THE CLOROX COMPANY
ANNUAL INCENTIVE PLAN
As Amended and Restated Effective
as of July 20, 2004
The purpose of The Clorox Company Annual Incentive Plan (the "Plan") is to attract
and retain the best available personnel for positions of substantial responsibility and
to provide an incentive for employees of The Clorox Company (the "Company") and
its subsidiaries to recognize and reward those employees. The Company’s executives
are eligible to earn short-term incentive awards under this Plan and under the
Company’s Executive Incentive Compensation Plan.
The following terms will have the following meaning for purposes of the Plan:
(a) "Award" means a bonus paid in cash.
(b) "Board" means the Board of Directors of the Company.
(c) "Chief Executive Officer" means the chief executive officer of the Company.
(d) "Committee" means the Management Development and Compensation
Committee of the Board, or such other Committee designated by the Board
to administer the Plan.
(e) "Employee" means any person employed by the Company or any Subsidiary.
(f) "Executive Committee" means the executives who are members of
the Company’s management executive committee.
(g) "Executive" means a person who is member of the Clorox leadership committee.
(h) "Participant" means an Employee selected by the Committee to
participate in the Plan.
(i) “Retirement” means termination of employment with the Company, other
than by reason of death or disability, (1) at age 65, (2) at least age 55 with
at least ten years of vesting service under The Clorox Company Pension Plan
or (3) with at least 20 years of vesting service under The Clorox
Company Pension Plan.
(j) "Subsidiary" means any corporation in which the Company, directly or
indirectly, controls 50 percent or more of the total combined voting power
of all classes of stock.
(k) "Year" means a fiscal year of the Company.
(a) Within 90 days after the beginning of each Year, the Committee will select
Participants for the Year and establish in writing the method by which the Awards
will be calculated for that Year. The Committee may provide for payment of all
or part of the Award in the case of retirement, death, disability or change of
ownership of control of the Company or a Subsidiary during the Year.
(b) For the Chief Executive Officer and the Executive Committee, the Committee
shall determine and certify the amount of the Award, if any, to be made. The
Committee may increase, decrease or eliminate, any Award calculated
under the methodology established in accordance with paragraph (a) in order
to reflect additional considerations relating to performance.
(c) For Executives (other than the Chief Executive Officer and the Executive
Committee) and all other participants, the Chief Executive Officer shall
determine and certify the amount of the Award, if any, to be made. The
Chief Executive Officer may increase, decrease or eliminate, any Award
calculated under the methodology established in accordance with paragraph (a)
in order to reflect additional considerations relating to performance.

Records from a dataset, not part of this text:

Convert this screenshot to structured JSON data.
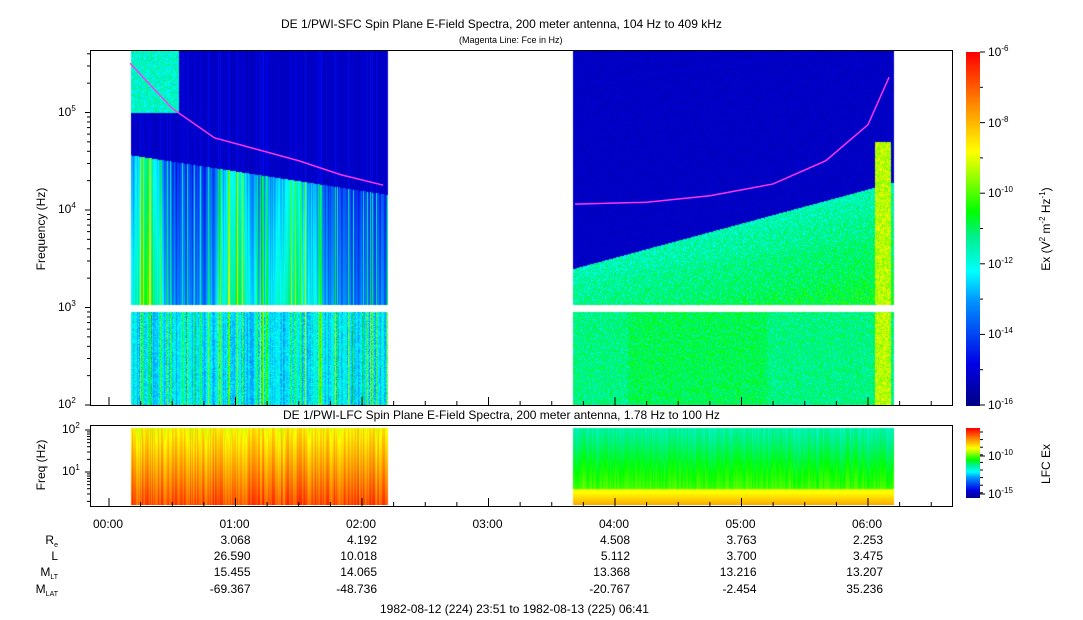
{
  "chart_data": {
    "type": "heatmap",
    "panels": [
      {
        "title": "DE 1/PWI-SFC  Spin Plane E-Field Spectra, 200 meter antenna, 104 Hz to 409 kHz",
        "subtitle": "(Magenta Line: Fce in Hz)",
        "ylabel": "Frequency (Hz)",
        "yscale": "log",
        "ylim": [
          100,
          409000
        ],
        "yticks": [
          {
            "base": "10",
            "exp": "2"
          },
          {
            "base": "10",
            "exp": "3"
          },
          {
            "base": "10",
            "exp": "4"
          },
          {
            "base": "10",
            "exp": "5"
          }
        ],
        "colorbar": {
          "label_main": "Ex (V",
          "label_parts": [
            "2",
            " m",
            "-2",
            " Hz",
            "-1",
            ")"
          ],
          "range_log10": [
            -16,
            -6
          ],
          "ticks": [
            {
              "base": "10",
              "exp": "-6"
            },
            {
              "base": "10",
              "exp": "-8"
            },
            {
              "base": "10",
              "exp": "-10"
            },
            {
              "base": "10",
              "exp": "-12"
            },
            {
              "base": "10",
              "exp": "-14"
            },
            {
              "base": "10",
              "exp": "-16"
            }
          ]
        },
        "data_segments_utc": [
          [
            "00:10",
            "02:12"
          ],
          [
            "03:40",
            "06:12"
          ]
        ],
        "fce_line_hz": [
          {
            "t": "00:10",
            "f": 320000
          },
          {
            "t": "00:30",
            "f": 110000
          },
          {
            "t": "00:50",
            "f": 55000
          },
          {
            "t": "01:10",
            "f": 42000
          },
          {
            "t": "01:30",
            "f": 32000
          },
          {
            "t": "01:50",
            "f": 23000
          },
          {
            "t": "02:10",
            "f": 18000
          },
          {
            "t": "03:41",
            "f": 11500
          },
          {
            "t": "04:15",
            "f": 12000
          },
          {
            "t": "04:45",
            "f": 14000
          },
          {
            "t": "05:15",
            "f": 18500
          },
          {
            "t": "05:40",
            "f": 32000
          },
          {
            "t": "06:00",
            "f": 75000
          },
          {
            "t": "06:10",
            "f": 230000
          }
        ]
      },
      {
        "title": "DE 1/PWI-LFC  Spin Plane E-Field Spectra, 200 meter antenna, 1.78 Hz to 100 Hz",
        "ylabel": "Freq (Hz)",
        "yscale": "log",
        "ylim": [
          1.78,
          100
        ],
        "yticks": [
          {
            "base": "10",
            "exp": "2"
          },
          {
            "base": "10",
            "exp": "1"
          }
        ],
        "colorbar": {
          "label": "LFC Ex",
          "ticks": [
            {
              "base": "10",
              "exp": "-10"
            },
            {
              "base": "10",
              "exp": "-15"
            }
          ]
        }
      }
    ],
    "xaxis": {
      "ticks": [
        "00:00",
        "01:00",
        "02:00",
        "03:00",
        "04:00",
        "05:00",
        "06:00"
      ],
      "minor_tick_minutes": 15
    },
    "colors": {
      "fce_line": "#ff33ff"
    }
  },
  "ephemeris": {
    "labels": [
      {
        "main": "R",
        "sub": "e"
      },
      {
        "main": "L",
        "sub": ""
      },
      {
        "main": "M",
        "sub": "LT"
      },
      {
        "main": "M",
        "sub": "LAT"
      }
    ],
    "columns": [
      {
        "time": "01:00",
        "values": [
          "3.068",
          "26.590",
          "15.455",
          "-69.367"
        ]
      },
      {
        "time": "02:00",
        "values": [
          "4.192",
          "10.018",
          "14.065",
          "-48.736"
        ]
      },
      {
        "time": "04:00",
        "values": [
          "4.508",
          "5.112",
          "13.368",
          "-20.767"
        ]
      },
      {
        "time": "05:00",
        "values": [
          "3.763",
          "3.700",
          "13.216",
          "-2.454"
        ]
      },
      {
        "time": "06:00",
        "values": [
          "2.253",
          "3.475",
          "13.207",
          "35.236"
        ]
      }
    ]
  },
  "footer": "1982-08-12 (224) 23:51 to 1982-08-13 (225) 06:41"
}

(e) Awards will be paid to the Participants following certification and no later
than ninety (90) days following the close of the Year with respect to which
the Awards are made.
(f) The Company shall withhold from the payment of any Award hereunder
any amount required to be withheld for taxes.
TERMINATION OF EMPLOYMENT
Except as may be specifically provided in an Award pursuant to Section 3(a), a
Participant shall have no right to an Award under the Plan for any Year in
which the Participant is not actively employed by the Company or its Subsidiaries
on June 30 of such Year. When establishing Awards each Year, the Committee
may also provide that in the event a Participant is not employed by the Company
or its Subsidiaries on the date on which the Award is paid, the Participant may
forfeit his or her right to the Award paid under the Plan.
The Plan will be administered by the Committee. The Committee will have the
authority to interpret the Plan, to prescribe rules relating to the Plan and to
make all determinations necessary or advisable in administering the Plan.
Decisions of the Committee with respect to the Plan will be final and conclusive.
6. UNFUNDED PLAN
Awards under the Plan will be paid from the general assets of the Company, and
the rights of Participants under the Plan will be only those of general unsecured
creditors of the Company.
7. AMENDMENT OR TERMINATION OF THE PLAN
The Committee may from time to time suspend, revise, amend or terminate
8. APPLICABLE LAW
The Plan will be governed by the laws of California.
9. NO RIGHTS TO EMPLOYMENT
Nothing contained in the Plan shall give any person the right to be retained
in the employment of the Company or any of its Subsidiaries. The Company
reserves the right to terminate any Participant at any time for any reason
notwithstanding the existence of the Plan.
10. NO ASSIGNMENT
Except as otherwise required by applicable law, any interest, benefit, payment,
claim or right of any Participant under the Plan shall not be sold, transferred,
assigned, pledged, encumbered or hypothecated by any Participant and shall
not be subject in any manner to any claims of any creditor of any Participant or
beneficiary, and any attempt to take any such action shall be null and void.
During the lifetime of any Participant, payment of an Award shall only be made
to such Participant. Notwithstanding the foregoing, the Committee may establish
such procedures as it deems necessary for a Participant to designate a beneficiary
to whom any amounts would be payable in the event of any Participant's death.